Commercial Potential of our Research
Yes, my research has a commercial potential. Since the Internet of Things (IoT) has become the order of the day, there is a need to integrate some elements of artificial intelligence into IoT which make it work well. Machine learning developers are responsible for designing machine learning models incorporated into IoT. My research output can be used by above stakeholders as inputs for their applications. For example, AR developers need my research output to serve as input for its various applications. Some of the applications are Airport passenger app, Ikea place app, Dulux visualizer, Measured app, Envisioned by the mine, Sephora, Accuvein etc. 3D Polygon Mesh Generation using Variational AutoEncoder and Generative Adversarial Network fall under direct commercialization.
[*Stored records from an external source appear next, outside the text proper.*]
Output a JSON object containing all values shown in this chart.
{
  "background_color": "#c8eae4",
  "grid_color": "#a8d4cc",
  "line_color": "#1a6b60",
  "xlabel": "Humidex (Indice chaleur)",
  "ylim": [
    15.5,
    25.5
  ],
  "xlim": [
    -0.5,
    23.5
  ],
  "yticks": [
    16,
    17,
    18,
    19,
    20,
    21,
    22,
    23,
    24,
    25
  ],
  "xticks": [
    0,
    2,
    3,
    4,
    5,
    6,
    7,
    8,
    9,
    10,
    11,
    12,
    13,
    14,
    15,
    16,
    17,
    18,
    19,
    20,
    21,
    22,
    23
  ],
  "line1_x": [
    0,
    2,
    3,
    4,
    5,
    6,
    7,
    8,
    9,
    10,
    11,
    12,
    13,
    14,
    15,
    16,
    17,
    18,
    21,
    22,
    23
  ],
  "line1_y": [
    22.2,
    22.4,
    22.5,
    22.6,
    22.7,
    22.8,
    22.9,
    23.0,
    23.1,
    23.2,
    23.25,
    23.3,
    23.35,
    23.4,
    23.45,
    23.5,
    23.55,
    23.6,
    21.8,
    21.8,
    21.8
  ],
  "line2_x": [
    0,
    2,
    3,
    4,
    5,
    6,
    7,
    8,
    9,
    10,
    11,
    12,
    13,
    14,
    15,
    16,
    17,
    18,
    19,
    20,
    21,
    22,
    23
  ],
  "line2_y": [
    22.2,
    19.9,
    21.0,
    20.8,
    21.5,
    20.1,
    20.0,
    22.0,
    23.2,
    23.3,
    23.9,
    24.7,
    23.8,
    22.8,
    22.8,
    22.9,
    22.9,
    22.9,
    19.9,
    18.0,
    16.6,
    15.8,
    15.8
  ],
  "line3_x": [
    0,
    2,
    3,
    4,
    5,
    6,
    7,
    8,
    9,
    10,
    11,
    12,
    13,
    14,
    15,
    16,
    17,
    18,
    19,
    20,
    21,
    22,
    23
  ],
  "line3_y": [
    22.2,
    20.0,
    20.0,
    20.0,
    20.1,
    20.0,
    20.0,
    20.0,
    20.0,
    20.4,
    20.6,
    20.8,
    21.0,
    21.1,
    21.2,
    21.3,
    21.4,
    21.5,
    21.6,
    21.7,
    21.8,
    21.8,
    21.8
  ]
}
I intention to pursue the commercial potential of my research is by seeking the support of Multimedia University through the Entrepreneur Development Centre, Multimedia University to help in protecting the intellectual property (IP) arise from my research, generation of revenue and profits through the licensing of this IP to commercial organizations and individuals. MMU through EDC should coordinate commercialization process of the research output. 5. 4 Reasons/JustificationsMultimedia University will be in charge of commercialization process of my research work since I am under MMU GRA. The profit from the research work should be shared as stipulated in MMU guidelines for research commercialization process.
Value Proposition Canvas (VPC) and Business Model Canvas (BMC)
- Value Proposition Canvas (VPC) is a tool to help entrepreneurs to visualize, design and test how their business creates value for the customers.
- Business Model Canvas (BMC) is a visual template for developing a new or documenting an existing business model.
Concluding Remarks
Our work on 3D polygon mesh generation uses a novel 3D-VAE-GAN network. Latent representations used as input to 3D-GAN were obtained by feeding 2D image into VAE as against Goodfellow et al. (2014) specification. Our network is able to recover the 3D object corresponding to that 2D image and results obtained shows that 3D-VAE-GAN model can generate 3D polygon mesh. We believed that our business model will help us to pursue the commercial potential of our research.